I make no claims WRT being an "expert."

I got so fired up I forgot we weren't talking about Rove <--> Cooper!

The gist of what I said still holds, I think. It would certainly be easier, though, to fake something like this if the system requirements didn't involve another organization. Nonetheless, I think this is a very unlikely scenario.

We know just how easy it is to fake that kind of thing.

Keep in mind that most admins turn logging off because it takes up too much drive space and slows the server down. Email runs much better when there's no logging going on.

Intra-Whitehouse email could even be sent on a dummy setup. 2 computers and a server on it's own small network is all it would take. The server mirrored to the 'real' White House system, then broken off into it's own network to do the dirty deal, then wiped after the fact to conceal it. It doesn't have to include the 'real' White House email system. Network Admins have these kinds of set ups all the time to investigate network problems in system software before they roll them out to everybody else. They often have a hot server set up mirrored to the live one, as well.

Faking an email when you have the resources of the White House and boatloads of lock-stepping zombies is a walk in the park.

by Karl Rove and Hadley while they were under orders not to mess with evidence, and the FBI was investigating. Again, the FBI seized WH records and email two years ago. Either the "deed" was done back then, or it would be quite obviously not part of the records originally confiscated by the FBI; a bit of a red flag, yes?

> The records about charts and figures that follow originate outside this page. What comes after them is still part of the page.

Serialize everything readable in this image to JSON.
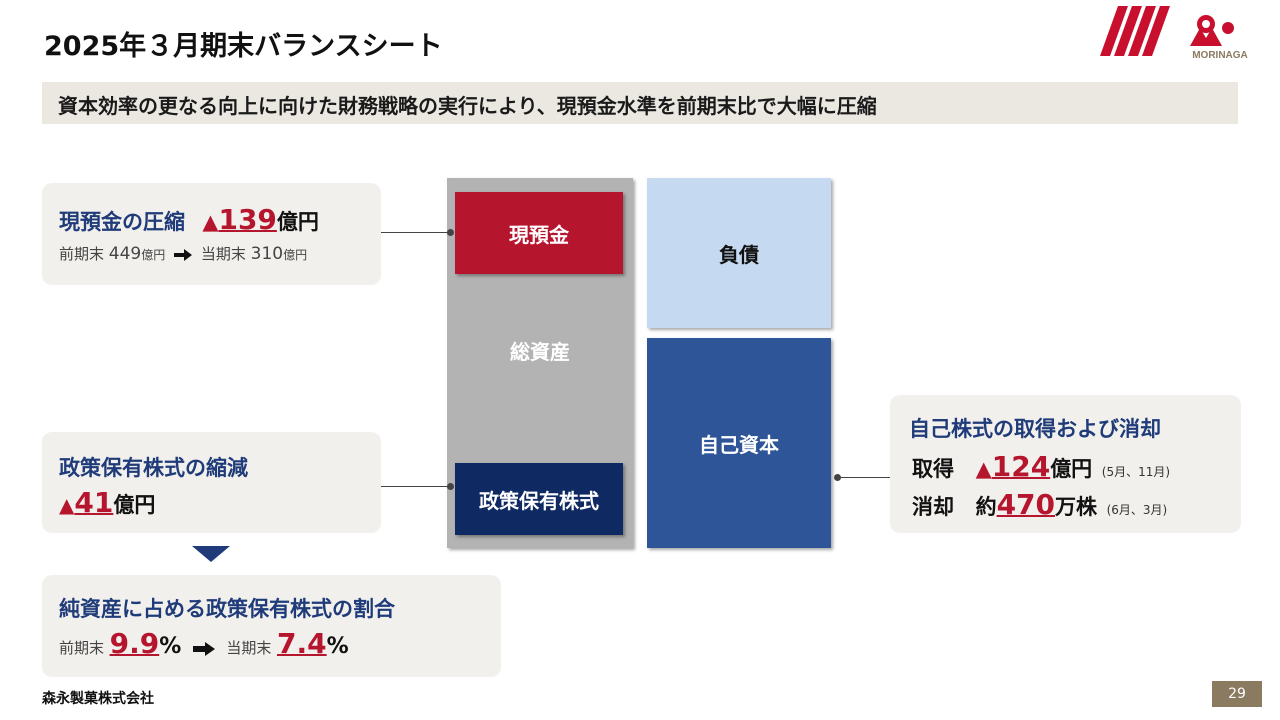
{
  "header": {
    "title": "2025年３月期末バランスシート",
    "subtitle": "資本効率の更なる向上に向けた財務戦略の実行により、現預金水準を前期末比で大幅に圧縮",
    "logo_text": "MORINAGA"
  },
  "left_panel_cash": {
    "heading": "現預金の圧縮",
    "marker": "▲",
    "amount": "139",
    "unit": "億円",
    "prev_label": "前期末",
    "prev_value": "449",
    "prev_unit": "億円",
    "curr_label": "当期末",
    "curr_value": "310",
    "curr_unit": "億円"
  },
  "left_panel_policy": {
    "heading": "政策保有株式の縮減",
    "marker": "▲",
    "amount": "41",
    "unit": "億円"
  },
  "ratio_panel": {
    "heading": "純資産に占める政策保有株式の割合",
    "prev_label": "前期末",
    "prev_value": "9.9",
    "curr_label": "当期末",
    "curr_value": "7.4",
    "percent": "%"
  },
  "balance_sheet": {
    "cash": "現預金",
    "total_assets": "総資産",
    "policy_shares": "政策保有株式",
    "liabilities": "負債",
    "equity": "自己資本"
  },
  "right_panel": {
    "heading": "自己株式の取得および消却",
    "acquire_label": "取得",
    "acquire_marker": "▲",
    "acquire_amount": "124",
    "acquire_unit": "億円",
    "acquire_note": "(5月、11月)",
    "cancel_label": "消却",
    "cancel_prefix": "約",
    "cancel_amount": "470",
    "cancel_unit": "万株",
    "cancel_note": "(6月、3月)"
  },
  "footer": {
    "company": "森永製菓株式会社",
    "page_number": "29"
  },
  "colors": {
    "brand_red": "#b6152e",
    "navy": "#1f3b7a",
    "dark_navy": "#0f2a63",
    "equity_blue": "#2e5597",
    "liability_blue": "#c5d9f1",
    "total_assets_gray": "#b3b3b3",
    "panel_bg": "#f2f0ec",
    "subtitle_bg": "#ebe8e2"
  }
}
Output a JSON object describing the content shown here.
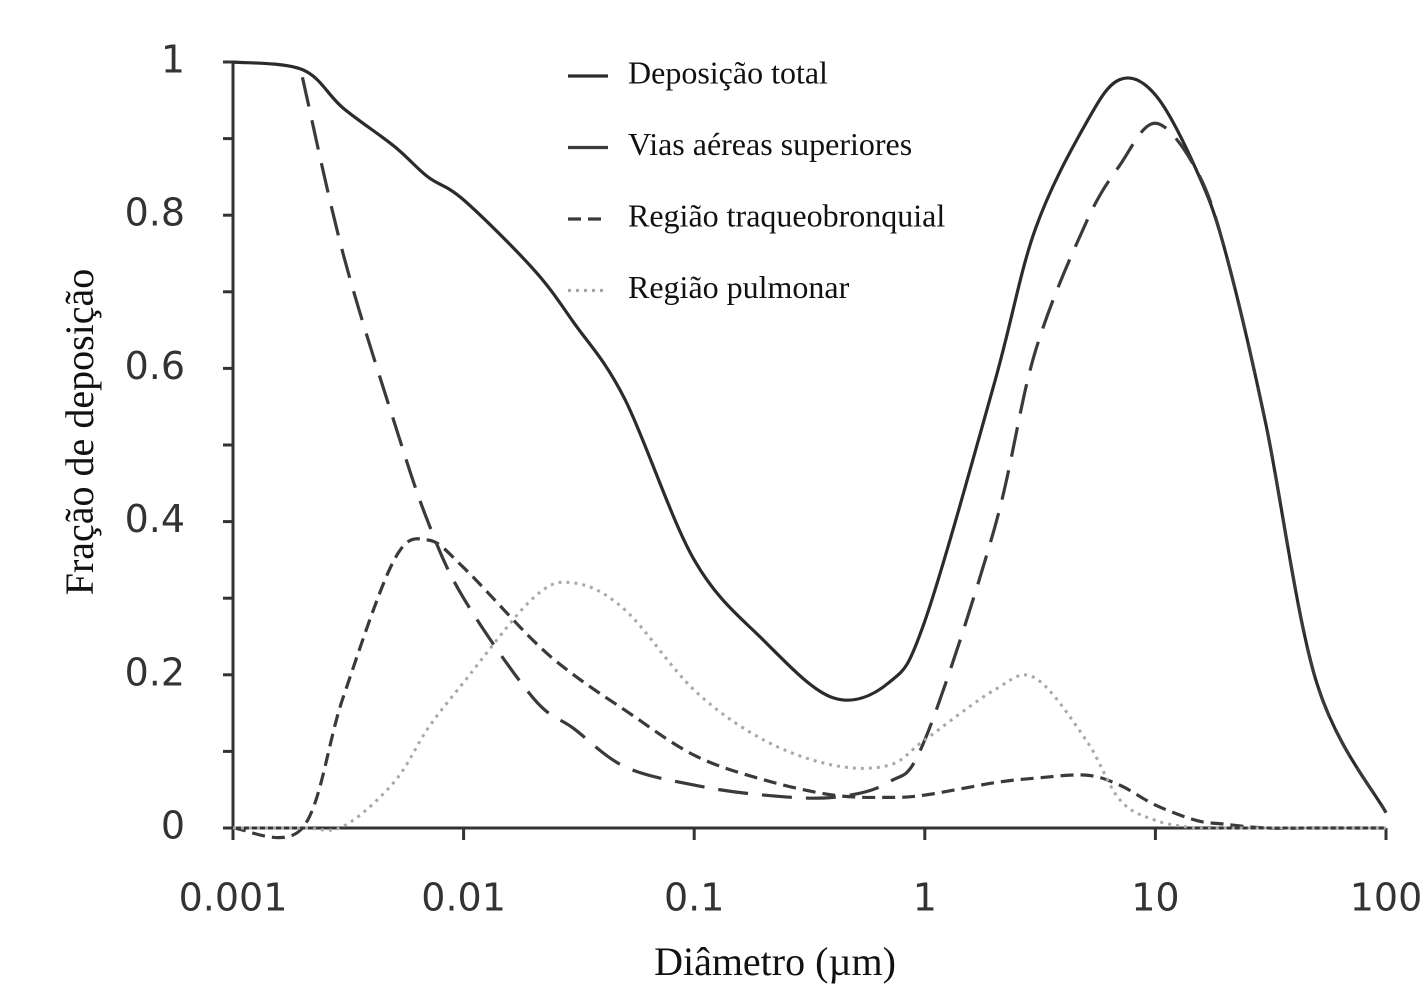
{
  "chart_data": {
    "type": "line",
    "xlabel": "Diâmetro (µm)",
    "ylabel": "Fração de deposição",
    "xscale": "log",
    "xlim": [
      0.001,
      100
    ],
    "xticks": [
      0.001,
      0.01,
      0.1,
      1,
      10,
      100
    ],
    "ylim": [
      0,
      1
    ],
    "yticks": [
      0,
      0.2,
      0.4,
      0.6,
      0.8,
      1
    ],
    "yminorticks": [
      0.1,
      0.3,
      0.5,
      0.7,
      0.9
    ],
    "legend_loc": "upper center",
    "x": [
      0.001,
      0.002,
      0.003,
      0.005,
      0.007,
      0.01,
      0.02,
      0.03,
      0.05,
      0.1,
      0.2,
      0.4,
      0.7,
      1,
      2,
      3,
      5,
      7,
      10,
      15,
      20,
      30,
      50,
      100
    ],
    "series": [
      {
        "name": "Deposição total",
        "color": "#2b2b2b",
        "dash": "solid",
        "values": [
          1,
          0.99,
          0.94,
          0.89,
          0.85,
          0.82,
          0.73,
          0.66,
          0.56,
          0.35,
          0.245,
          0.17,
          0.19,
          0.27,
          0.58,
          0.78,
          0.92,
          0.977,
          0.957,
          0.86,
          0.755,
          0.53,
          0.19,
          0.02
        ]
      },
      {
        "name": "Vias aéreas superiores",
        "color": "#3a3a3a",
        "dash": "long",
        "values": [
          null,
          0.98,
          0.75,
          0.53,
          0.4,
          0.3,
          0.17,
          0.13,
          0.08,
          0.056,
          0.043,
          0.04,
          0.06,
          0.115,
          0.39,
          0.62,
          0.79,
          0.865,
          0.92,
          0.86,
          0.755,
          0.53,
          0.19,
          0.02
        ]
      },
      {
        "name": "Região traqueobronquial",
        "color": "#3a3a3a",
        "dash": "short",
        "values": [
          0,
          0,
          0.17,
          0.35,
          0.376,
          0.34,
          0.245,
          0.2,
          0.154,
          0.095,
          0.063,
          0.043,
          0.04,
          0.043,
          0.059,
          0.065,
          0.069,
          0.056,
          0.03,
          0.01,
          0.005,
          0,
          0,
          0
        ]
      },
      {
        "name": "Região pulmonar",
        "color": "#a8a8a8",
        "dash": "dotted",
        "values": [
          0,
          0,
          0.002,
          0.06,
          0.13,
          0.19,
          0.3,
          0.32,
          0.285,
          0.18,
          0.115,
          0.082,
          0.082,
          0.115,
          0.18,
          0.196,
          0.115,
          0.037,
          0.01,
          0,
          0,
          0,
          0,
          0
        ]
      }
    ]
  }
}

As far as system administration goes, I don't claim to be an expert on that, but I did program email software for a number of years with a major corporation. I've no idea if this company turned off logging or not, but the email servers were mirrored and the mirrors were archived. That way when someone calls IT and says, "Help me, I lost all the messages on my laptop," the IT guy says "No problem, how far back do you want to go?", as opposed to "Sorry boss, you're completely fucked."

I have no way of knowing what WH IT policy is regarding this stuff, and, I'm assuming, neither do you. But, one thing I am fairly certain of: the scenario you detail above is not something that children are typically capable of doing; it falls under my admittedly very general category of "non-trivial." Nonetheless, since this email didn't go between two organizations as I assumed (erroneously) in my original post, it is perhaps somewhat more plausible that it could be faked.

Anyway, this conversation is following what I find to be the typical course. Some tech-savvy person makes a hyperbolic statement about how anybody could hack this thing, even a child could do it---or other such declarations. Then, when you call 'em on it, they tell you how all you have to do is... inventing a scenario which usually turns out to be nothing even remotely like child's-play. In this case it would require a high degree of technical expertise, access to the email servers, and the willingness to commit a crime in order to help Rove fake an email.

I still consider this idea to be highly unlikely, and really not worth the trouble in any case.